KATHMANDU: There is no Nepalipann in these paintings”, “these works are too modern for Nepal” — comments like these about the ongoing exhibition of Sanjeev Maharjan and Sunita Maharjan at the Kathmandu Contemporary Art Centre (KCAC) in Jhamshikhel made Sangita Thapa, one of the Founder Directors of KCAC, raise a question — should contemporary Nepali art reflect Nepalipann?
To get an answer to this an art criticism and debate session on the exhibition was held at KCAC on September 5. Art critic Mukesh Malla, Sujan Chitrakar, Academic Programme Coordinator Kathmandu University Centre for Art and Design (KUart), artist Madan Chitrakar and Thapa were the panellists at the discussion.
Issues like do contemporary Nepali art require the presence of Nepalipann, the evolving of Nepali art in the last five decades plus indicators of Nepalipann in contemporary art were some of the topics discussed at the event.
“There is Nepalipann but how shall we look for it is the question,” said Malla who further talked about the effects of Western influence on art. He emphasised on bringing about changes in the schooling process itself. “If you talk about Paua art, the artist knows the technical aspect but not the philosophy behind it,” Malla added.
“Everything has to have a root, so we need to find the root of our Nepalipann,” he pointed out.

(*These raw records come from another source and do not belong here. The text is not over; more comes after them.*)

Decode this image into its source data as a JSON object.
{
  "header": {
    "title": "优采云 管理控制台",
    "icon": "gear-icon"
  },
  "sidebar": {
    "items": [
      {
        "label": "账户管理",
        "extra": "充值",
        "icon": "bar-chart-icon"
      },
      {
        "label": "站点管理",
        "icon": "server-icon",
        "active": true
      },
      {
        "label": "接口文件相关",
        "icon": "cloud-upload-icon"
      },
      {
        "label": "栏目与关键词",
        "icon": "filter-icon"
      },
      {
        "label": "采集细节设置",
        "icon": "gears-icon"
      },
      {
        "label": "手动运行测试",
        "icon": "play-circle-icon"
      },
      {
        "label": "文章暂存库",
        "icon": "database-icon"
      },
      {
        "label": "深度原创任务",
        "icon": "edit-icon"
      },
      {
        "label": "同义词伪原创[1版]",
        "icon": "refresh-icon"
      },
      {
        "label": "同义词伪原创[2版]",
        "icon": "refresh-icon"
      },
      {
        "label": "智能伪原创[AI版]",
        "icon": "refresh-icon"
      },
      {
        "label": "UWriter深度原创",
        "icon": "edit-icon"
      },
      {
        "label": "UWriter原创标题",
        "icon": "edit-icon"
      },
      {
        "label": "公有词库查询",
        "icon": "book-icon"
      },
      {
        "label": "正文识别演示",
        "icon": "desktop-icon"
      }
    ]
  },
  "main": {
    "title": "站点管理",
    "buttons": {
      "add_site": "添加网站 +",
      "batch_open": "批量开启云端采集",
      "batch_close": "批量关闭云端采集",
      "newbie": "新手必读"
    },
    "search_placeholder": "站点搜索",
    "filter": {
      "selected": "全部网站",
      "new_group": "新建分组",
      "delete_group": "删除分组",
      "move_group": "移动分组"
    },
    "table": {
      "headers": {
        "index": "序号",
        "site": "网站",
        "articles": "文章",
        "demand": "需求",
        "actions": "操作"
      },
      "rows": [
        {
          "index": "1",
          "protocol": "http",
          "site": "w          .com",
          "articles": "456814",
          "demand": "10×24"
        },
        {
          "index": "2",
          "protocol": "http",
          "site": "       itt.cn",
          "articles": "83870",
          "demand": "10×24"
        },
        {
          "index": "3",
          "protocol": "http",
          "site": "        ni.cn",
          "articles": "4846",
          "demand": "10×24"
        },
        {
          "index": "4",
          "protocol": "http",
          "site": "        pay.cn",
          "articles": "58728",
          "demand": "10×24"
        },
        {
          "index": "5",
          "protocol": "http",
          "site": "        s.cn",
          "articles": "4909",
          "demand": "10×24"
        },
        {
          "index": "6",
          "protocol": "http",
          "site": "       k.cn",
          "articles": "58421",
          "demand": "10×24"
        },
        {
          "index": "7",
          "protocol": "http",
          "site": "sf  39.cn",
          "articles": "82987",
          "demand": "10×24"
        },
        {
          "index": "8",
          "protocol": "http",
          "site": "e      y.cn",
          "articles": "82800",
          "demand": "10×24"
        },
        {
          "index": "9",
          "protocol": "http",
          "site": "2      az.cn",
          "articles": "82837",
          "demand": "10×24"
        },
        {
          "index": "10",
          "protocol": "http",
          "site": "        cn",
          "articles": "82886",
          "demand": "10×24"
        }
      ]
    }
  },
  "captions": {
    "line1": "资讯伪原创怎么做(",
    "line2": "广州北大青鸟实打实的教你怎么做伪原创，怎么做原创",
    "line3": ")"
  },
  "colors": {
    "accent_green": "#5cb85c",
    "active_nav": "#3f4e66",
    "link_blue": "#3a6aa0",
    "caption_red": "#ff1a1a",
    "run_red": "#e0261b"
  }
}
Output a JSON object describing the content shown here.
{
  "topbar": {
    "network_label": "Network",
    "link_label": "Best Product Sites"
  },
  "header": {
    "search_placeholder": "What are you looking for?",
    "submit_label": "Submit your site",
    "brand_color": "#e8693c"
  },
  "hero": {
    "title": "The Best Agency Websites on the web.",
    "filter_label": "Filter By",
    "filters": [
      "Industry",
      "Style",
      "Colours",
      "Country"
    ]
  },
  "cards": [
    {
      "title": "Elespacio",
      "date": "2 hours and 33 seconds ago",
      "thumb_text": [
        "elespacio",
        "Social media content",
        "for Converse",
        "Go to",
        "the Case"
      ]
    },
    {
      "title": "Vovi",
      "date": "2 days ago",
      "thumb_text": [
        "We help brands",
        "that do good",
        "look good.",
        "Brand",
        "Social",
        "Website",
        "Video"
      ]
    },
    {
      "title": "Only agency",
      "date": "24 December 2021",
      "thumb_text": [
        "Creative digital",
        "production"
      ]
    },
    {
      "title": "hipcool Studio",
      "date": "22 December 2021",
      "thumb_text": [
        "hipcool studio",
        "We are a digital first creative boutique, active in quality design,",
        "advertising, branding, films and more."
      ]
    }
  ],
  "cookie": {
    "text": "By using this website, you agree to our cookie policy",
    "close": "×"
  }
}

Meanwhile, Sujan Chitrakar expressed that in a multi-lingual and multiethnic nation like ours, Nepalipann is a rather abstract term. “It’s about visual form and if an artist works living in Nepal, there are bound to be Nepalipann in his creations,” he said.
Giving an example of Sanjeev’s collection on pigs he remarked, “We all have seen how pigs are sold, showcased and slaughtered on the streets here, so these paintings very much have Nepalipann in them.”
When asked, Thapa cited that Nepalipann is more of a “state of flux”.
According to Thapa, the phase from late 90s till now has been an interesting time for her since “artists in this time have been questioning the Nepalipann or the traditional practices like Asmina (Ranjit) questioned the whole way of treating women during menstruation. The questioning and challenging the existing society is what they are doing through their artwork.”
Another art critic Ramesh Khanal opined, “Artists should make their creations in their own style because their style is Nepalipann. Sanjeev has done exactly that and his paintings reminded me of my hometown Dharan.”
On the topic of indicators of national identity, Sujan Chitrakar pointed out two aspects of art — visual and psychological — and said, “To look for Nepalipann in visual representation is not right. Look for Nepalipann by going beyond the visual aspect of the painting.”
While the discussion was going on, Basanta Ranjitkar from the audience expressed his displeasure at the topic and said, “It is more of a political topic and artists should be kept out of politics.”
The issue of globalisation where not only Nepali artists are learning from the Western world, but Western artists are finding influences in Nepal was also discussed.